TOWARD ENDING SLAVERY IN MASSACHUSSETTS (SLAVERY AND ABOLITION--MANUSCRIPT.) REEVE, JUDGE TAPPING ET AL. Agreement respecting Negro Slavery Impressed with the importance of obtaining a judicial determination on the question of whetherany Negro can legally be holden in slavery in this state. Signed by Tapping Reeve, John Sedgwick, John Adam, Nathaniel Church, Davis Dagget, John Allen and Moses Seymour. Large, square folio sheet, folded to form four pages, written on one side only; creases where folded; a few closed tears. (Litchfield, MA), 3rd February 1790
Tapping Reeve (October 1, 1744 - December 13, 1823) American lawyer and law educator, founded the Litchfield Law School in 1784, the first law school in the United States, in Litchfield, Connecticut. In 1781 Reeve worked with Theodore Sedgwick to defend Elizabeth Freeman (known as Mum Bett), who had been a slave in Sheffield, MA. Bett had listened to discussions related to the Massachusetts Constitution and had heard the phrase "all men are created equal." Sedgwick and Reeve would successfully employ this argument in court to secure her freedom. This case, (Brom & Bett v. Ashley) set a precedent that would later lead to the abolition of slavery in Massachusetts. Mum Bett went to work for the Sedgwicks after her release from slavery.

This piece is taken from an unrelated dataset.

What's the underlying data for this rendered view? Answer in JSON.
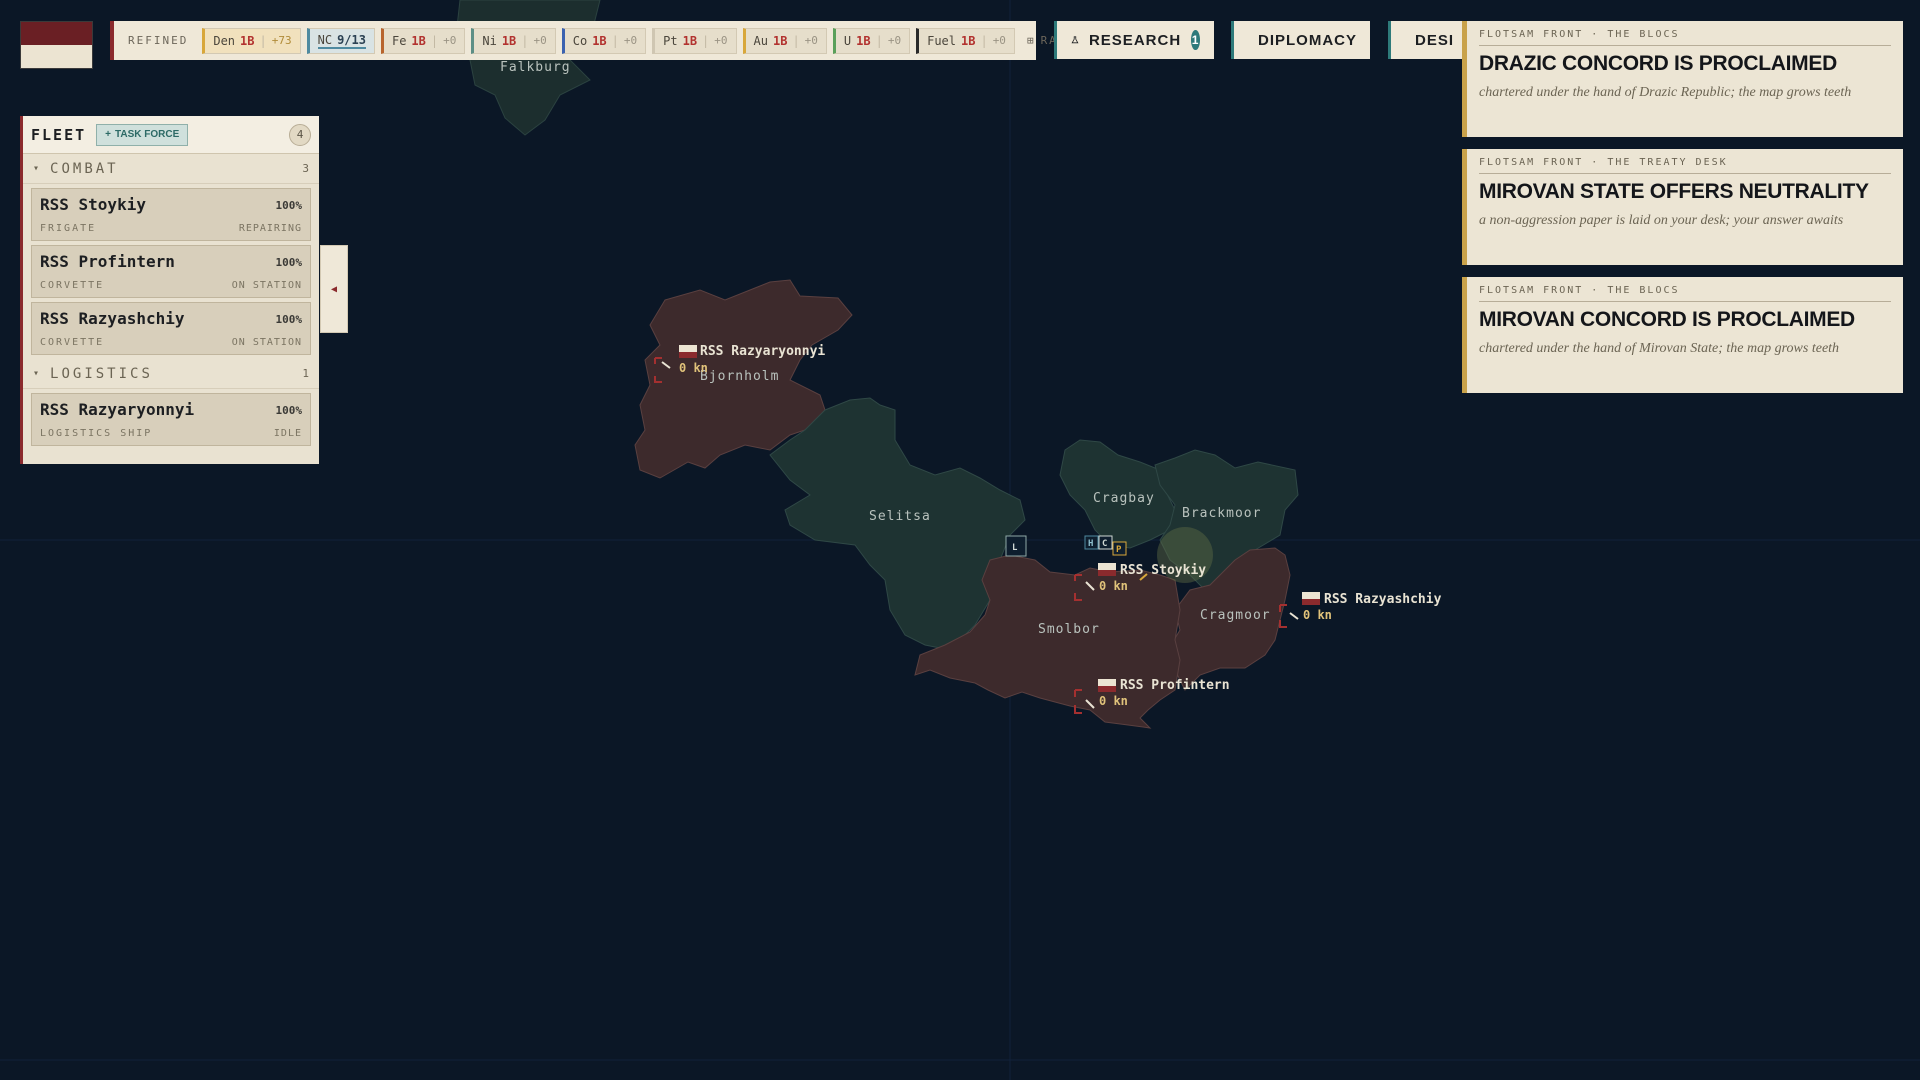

The present document appears to be a consensus of several prominent Litchfield citizens regarding actions to be taken in the cause of ending slavery, and committing themselves to that end. "Impressed with the importance of obtaining a judicial determination in the question of whither (sic) any Negro can be legally holden in slavery in this state unless sentenced thereto agreeably to positive law or subjected thereto by his or her voluntary contract, we the subscribers hereby bind ourselves to defray the expense which may arise in any action or actions to be commenced for that purpose by the direction of us or other of us--witness our hand, Feby. 3rd, 1790. The document appears to be in the hand of John Sedgwick who then signs. Beneath his signature are those of John Adam, Nathaniel Church and Moses Seymour. Each one signs with the phrase "one eighth" next to their name. [We could not determine what the "one eighth" meant, since there are only four signatories.] Moses Seymour (1742-1811) was town clerk of Litchfield. Beneath this is another short paragraph: "The subscribers will yield their [funds?] gratis in the above business when called upon. Tapping Reeve. David Daggett John Allen." Daggett (1764-1851) was a member of the Connecticut legislature.